When MEE reached out to the ICC Office of the Prosecutor for comment on the Smotrich application, a spokesperson declined to directly confirm or deny the filing, stopping short of an explicit denial. Citing the court’s November 2024 amended regulations, which require all arrest warrant applications to remain classified under seal unless ICC judges explicitly authorize public disclosure, the spokesperson explained the court cannot address questions about any alleged warrant request.
“The Office of the Prosecutor of the ICC is unable to comment on questions related to any alleged application for a warrant of arrest,” the spokesperson said.
In an earlier statement to Reuters on Sunday, ICC spokesperson Oriane Maillet said the court “denies the issuance of new arrest warrants in the situation in the state of Palestine.” Legal analysts note this comment is inconsistent with the court’s own secrecy rules, as the regulation bars any public comment on the existence or status of pending applications, and the denial only addresses whether a warrant has been issued, not whether an application has been filed. Per MEE’s reporting, the OTP’s official current communications policy is to decline to either confirm or deny existence of any pending arrest warrant applications, bringing the earlier public denial out of step with established procedure.
If judges ultimately approve the warrant for Smotrich, he will become the third senior Israeli official to face an ICC arrest warrant. The court issued warrants for Israeli Prime Minister Benjamin Netanyahu and former Defense Minister Yoav Gallant in November 2024 over alleged war crimes connected to the 2023-2025 Gaza campaign, a move that triggered an aggressive retaliatory campaign from Israel and the United States, which has targeted the court with threats and sanctions to force an end to the investigation.
Since the start of the second Trump administration in February 2025, the U.S. has imposed sweeping financial and visa sanctions on ICC Chief Prosecutor Karim Khan, his two deputy prosecutors, eight sitting ICC judges, the United Nations Special Rapporteur on Palestine, and three leading Palestinian human rights organizations, all tied to the court’s investigation. All three pre-trial judges who approved the Netanyahu and Gallant warrants—Reine Alapini-Gansou of Benin, Beti Hohler of Slovenia, and Nicolas Guillou of France—have been targeted with U.S. sanctions. Despite the personal disruption the measures have caused, the three judges have continued their official duties, including their current review of the Smotrich application. The U.S. has also threatened to impose full sanctions on the ICC as an institution, a step court insiders have described as a catastrophic “doomsday scenario” for the court’s functionality.
The court is currently navigating two procedural challenges brought by Israel: one challenging the ICC’s very jurisdiction over the Palestinian territories, and a separate November 17 complaint seeking to disqualify the chief prosecutor over unsubstantiated claims of bias against Israel. It remains unclear how long pre-trial judges will take to issue a ruling on the Smotrich application.

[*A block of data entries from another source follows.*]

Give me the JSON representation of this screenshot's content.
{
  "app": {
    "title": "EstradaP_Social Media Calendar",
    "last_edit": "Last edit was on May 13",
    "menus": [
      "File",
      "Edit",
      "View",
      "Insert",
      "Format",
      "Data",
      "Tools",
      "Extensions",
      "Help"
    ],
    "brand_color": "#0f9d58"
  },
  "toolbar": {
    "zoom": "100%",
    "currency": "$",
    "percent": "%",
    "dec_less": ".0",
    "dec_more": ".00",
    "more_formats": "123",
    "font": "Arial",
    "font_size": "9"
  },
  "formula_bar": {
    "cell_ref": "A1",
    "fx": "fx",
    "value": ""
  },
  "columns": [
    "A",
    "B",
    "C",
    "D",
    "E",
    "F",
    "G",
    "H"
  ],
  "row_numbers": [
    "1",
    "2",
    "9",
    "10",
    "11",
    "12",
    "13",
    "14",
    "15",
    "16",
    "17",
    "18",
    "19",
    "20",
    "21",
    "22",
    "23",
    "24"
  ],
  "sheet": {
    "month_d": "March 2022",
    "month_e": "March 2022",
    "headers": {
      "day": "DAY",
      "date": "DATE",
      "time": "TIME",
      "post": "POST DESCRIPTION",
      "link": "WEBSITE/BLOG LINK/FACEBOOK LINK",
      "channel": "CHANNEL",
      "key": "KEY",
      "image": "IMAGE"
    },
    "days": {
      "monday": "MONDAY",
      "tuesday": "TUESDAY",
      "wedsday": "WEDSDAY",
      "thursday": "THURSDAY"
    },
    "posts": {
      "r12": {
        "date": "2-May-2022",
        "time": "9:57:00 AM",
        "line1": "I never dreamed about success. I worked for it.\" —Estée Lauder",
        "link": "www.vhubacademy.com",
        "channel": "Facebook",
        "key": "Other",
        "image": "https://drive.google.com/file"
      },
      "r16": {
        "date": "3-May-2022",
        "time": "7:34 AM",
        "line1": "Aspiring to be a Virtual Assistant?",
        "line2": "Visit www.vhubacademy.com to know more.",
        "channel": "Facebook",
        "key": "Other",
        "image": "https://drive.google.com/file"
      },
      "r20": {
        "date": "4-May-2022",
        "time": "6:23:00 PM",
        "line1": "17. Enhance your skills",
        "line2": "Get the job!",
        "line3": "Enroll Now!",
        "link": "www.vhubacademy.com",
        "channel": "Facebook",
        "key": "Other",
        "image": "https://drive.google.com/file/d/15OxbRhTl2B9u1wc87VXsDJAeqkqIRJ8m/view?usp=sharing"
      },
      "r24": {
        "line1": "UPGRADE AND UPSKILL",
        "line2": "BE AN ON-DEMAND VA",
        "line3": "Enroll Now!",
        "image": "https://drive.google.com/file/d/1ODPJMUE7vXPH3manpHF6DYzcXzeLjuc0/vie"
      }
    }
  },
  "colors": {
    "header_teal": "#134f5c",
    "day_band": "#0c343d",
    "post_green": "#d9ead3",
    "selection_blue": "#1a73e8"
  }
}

Historically, ICC pre-trial chambers take several months to review and rule on warrant applications, though timelines have varied widely. The court approved warrants for Russian President Vladimir Putin and former Philippines President Rodrigo Duterte in roughly one month each, while the Netanyahu and Gallant applications took six months to process. As of the latest updates, the Smotrich application has not received final judicial approval, and a final decision could still be months away.
It is important to clarify the distinct two-stage process for arrest warrants at the ICC, which separates investigative work from judicial review. The OTP, which is currently led by the two deputy prosecutors while Khan remains on a leave of absence, conducts all investigative work, collects evidence, and builds the prosecutorial case. Once the OTP determines the legal threshold for a warrant has been met, it submits a formal application laying out the alleged crimes and the evidence connecting the suspect to those offenses. The application is then transferred to the Pre-Trial Chamber, a three-judge panel, which independently reviews the prosecution’s evidence to determine if there are “reasonable grounds to believe” the suspect committed a crime falling within the court’s jurisdiction. The panel can approve a warrant on any subset of the proposed charges, approve all charges, or reject the application entirely.

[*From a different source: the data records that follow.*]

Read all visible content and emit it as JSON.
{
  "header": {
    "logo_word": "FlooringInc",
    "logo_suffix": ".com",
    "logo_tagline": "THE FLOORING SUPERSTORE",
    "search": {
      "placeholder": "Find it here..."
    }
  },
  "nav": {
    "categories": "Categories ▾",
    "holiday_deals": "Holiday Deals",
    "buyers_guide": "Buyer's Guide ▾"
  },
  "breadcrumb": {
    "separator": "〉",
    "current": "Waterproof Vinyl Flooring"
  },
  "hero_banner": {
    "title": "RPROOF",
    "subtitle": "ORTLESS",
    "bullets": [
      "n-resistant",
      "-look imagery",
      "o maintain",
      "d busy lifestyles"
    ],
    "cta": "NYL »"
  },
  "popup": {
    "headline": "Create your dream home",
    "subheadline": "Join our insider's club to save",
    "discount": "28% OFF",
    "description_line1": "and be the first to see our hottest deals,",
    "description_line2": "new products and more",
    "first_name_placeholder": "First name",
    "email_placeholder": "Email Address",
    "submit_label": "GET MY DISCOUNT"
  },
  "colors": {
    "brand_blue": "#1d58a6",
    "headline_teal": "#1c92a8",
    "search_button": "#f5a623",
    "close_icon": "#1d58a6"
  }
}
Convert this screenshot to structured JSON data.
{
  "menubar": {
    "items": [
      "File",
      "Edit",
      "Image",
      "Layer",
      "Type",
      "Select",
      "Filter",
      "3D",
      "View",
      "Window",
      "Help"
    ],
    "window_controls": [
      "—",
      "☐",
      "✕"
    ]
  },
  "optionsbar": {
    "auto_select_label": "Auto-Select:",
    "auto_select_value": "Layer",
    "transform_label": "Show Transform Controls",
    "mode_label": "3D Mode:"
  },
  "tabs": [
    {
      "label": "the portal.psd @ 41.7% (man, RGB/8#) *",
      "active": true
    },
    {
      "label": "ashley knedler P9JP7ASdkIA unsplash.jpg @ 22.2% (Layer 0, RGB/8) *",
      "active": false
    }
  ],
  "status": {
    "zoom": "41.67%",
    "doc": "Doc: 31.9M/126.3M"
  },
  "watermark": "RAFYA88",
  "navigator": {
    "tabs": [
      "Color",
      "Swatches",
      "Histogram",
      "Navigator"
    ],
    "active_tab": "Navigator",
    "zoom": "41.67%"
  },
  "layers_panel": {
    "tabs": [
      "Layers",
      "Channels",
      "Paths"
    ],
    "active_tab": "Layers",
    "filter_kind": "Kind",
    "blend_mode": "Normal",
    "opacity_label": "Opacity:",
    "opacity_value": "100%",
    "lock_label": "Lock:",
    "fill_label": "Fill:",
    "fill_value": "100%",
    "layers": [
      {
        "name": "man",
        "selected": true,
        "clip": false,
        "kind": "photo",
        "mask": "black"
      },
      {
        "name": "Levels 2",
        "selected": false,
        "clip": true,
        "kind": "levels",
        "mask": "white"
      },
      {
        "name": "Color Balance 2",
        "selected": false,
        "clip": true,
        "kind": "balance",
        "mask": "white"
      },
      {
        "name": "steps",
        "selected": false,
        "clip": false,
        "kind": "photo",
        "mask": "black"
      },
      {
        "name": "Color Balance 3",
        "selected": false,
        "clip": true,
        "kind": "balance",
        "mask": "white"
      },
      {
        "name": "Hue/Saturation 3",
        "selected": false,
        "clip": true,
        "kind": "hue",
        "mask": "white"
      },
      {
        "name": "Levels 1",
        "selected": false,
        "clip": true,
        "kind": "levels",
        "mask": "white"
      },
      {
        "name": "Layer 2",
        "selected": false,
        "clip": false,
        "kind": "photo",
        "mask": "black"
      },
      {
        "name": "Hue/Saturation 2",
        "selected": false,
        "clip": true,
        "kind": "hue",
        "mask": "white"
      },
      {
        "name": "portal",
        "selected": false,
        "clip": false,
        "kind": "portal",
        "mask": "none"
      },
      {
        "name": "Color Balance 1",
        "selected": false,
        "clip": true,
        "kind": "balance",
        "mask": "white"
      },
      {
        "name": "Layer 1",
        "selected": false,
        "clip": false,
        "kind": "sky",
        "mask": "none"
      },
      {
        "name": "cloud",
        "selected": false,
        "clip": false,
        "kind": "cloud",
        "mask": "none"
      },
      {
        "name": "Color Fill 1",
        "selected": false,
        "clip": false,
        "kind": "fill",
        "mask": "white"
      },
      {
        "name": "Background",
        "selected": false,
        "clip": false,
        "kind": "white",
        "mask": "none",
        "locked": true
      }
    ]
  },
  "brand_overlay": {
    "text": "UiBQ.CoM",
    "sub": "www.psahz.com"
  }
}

MEE first reported last year that Chief Prosecutor Khan had prepared draft warrant applications for both Ben Gvir and Smotrich ahead of his May 2024 leave. The applications were delayed by the acting deputy prosecutors leading the office in Khan’s absence, in large part due to existing threats of U.S. sanctions. Just days after MEE published that initial report, the Trump administration imposed sanctions on the two deputy prosecutors.

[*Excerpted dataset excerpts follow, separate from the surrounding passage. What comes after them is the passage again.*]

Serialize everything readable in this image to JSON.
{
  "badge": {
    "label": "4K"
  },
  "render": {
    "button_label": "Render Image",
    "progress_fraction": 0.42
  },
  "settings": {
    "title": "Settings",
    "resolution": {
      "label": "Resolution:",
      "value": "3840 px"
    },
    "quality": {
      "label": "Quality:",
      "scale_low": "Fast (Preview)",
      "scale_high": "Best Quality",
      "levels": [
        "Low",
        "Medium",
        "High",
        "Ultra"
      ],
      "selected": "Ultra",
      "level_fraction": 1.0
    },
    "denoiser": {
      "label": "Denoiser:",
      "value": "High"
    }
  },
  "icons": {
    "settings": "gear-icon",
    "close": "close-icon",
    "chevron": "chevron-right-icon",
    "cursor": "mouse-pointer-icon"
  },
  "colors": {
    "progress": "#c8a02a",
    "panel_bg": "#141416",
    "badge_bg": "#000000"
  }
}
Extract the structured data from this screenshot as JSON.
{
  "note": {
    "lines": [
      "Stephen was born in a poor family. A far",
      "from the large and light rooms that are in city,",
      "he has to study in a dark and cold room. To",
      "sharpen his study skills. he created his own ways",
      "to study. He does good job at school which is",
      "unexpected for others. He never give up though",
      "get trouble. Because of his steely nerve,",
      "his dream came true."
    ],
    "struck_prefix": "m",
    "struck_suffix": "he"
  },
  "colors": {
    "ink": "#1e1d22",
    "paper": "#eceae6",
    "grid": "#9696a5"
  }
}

Smotrich and Ben Gvir have faced growing international consequences for their policies toward Palestinians since June 2025, when a coordinated global sanctions campaign targeted both men over repeated public statements and policy actions that multiple governments have characterized as advocating ethnic cleansing and extermination of Palestinian communities. Both ministers are residents of Israeli settlements in the occupied West Bank, which are universally recognized as illegal under international law, and both have publicly pushed for full Israeli annexation of the West Bank and the resettlement of Israeli civilians in the Gaza Strip following the 2023-2025 war.
In June 2025, the United Kingdom, Canada, Australia, New Zealand, and Norway jointly imposed national sanctions on the two ministers, freezing any assets they hold in those jurisdictions and issuing entry bans. “The ministers have incited extremist violence and serious abuses of Palestinian human rights,” then-UK Foreign Secretary David Lammy said at the time. Under the UK sanctions regime, it is a criminal offense to provide any funds to either man, and they are barred from holding or promoting interests in any UK-registered company.
Multiple other Western nations have followed suit with their own restrictions. In July 2025, Slovenia became the first European Union member state to declare both men persona non grata, while the Netherlands, Belgium, and Spain have implemented national travel bans. The Dutch entry ban applies across the entire 29-nation Schengen Area, which allows for free movement between participating states.
An EU-wide sanctions proposal targeting Ben Gvir and Smotrich has been under consideration for nearly two years. Then-EU High Representative for Foreign Policy Josep Borrell first introduced the proposal in August 2024, describing the ministers’ statements as “incitement to war crimes,” but the measure failed after it could not secure the required unanimity among all EU member states. Current High Representative Kaja Kallas revived the initiative, and in September 2025 the European Commission formally proposed a broader package that included a partial suspension of the EU-Israel Association Agreement, alongside targeted sanctions against Hamas leaders, violent extremist Israeli settlers, and the two Israeli cabinet ministers.
On May 11, the EU Foreign Affairs Council reached an agreement to sanction unauthorized settler organizations and Hamas leaders, but removed both Smotrich and Ben Gvir from the sanctions list after Germany, Italy, Austria, the Czech Republic, and Hungary publicly confirmed they would not support including the ministers. The U.S. has consistently opposed all international sanctions on the two ministers, with U.S. Secretary of State Marco Rubio publicly urging allied nations to reverse their existing sanctions, while the Trump administration has imposed sanctions on ICC officials to pressure the court to abandon its Israel-related investigations.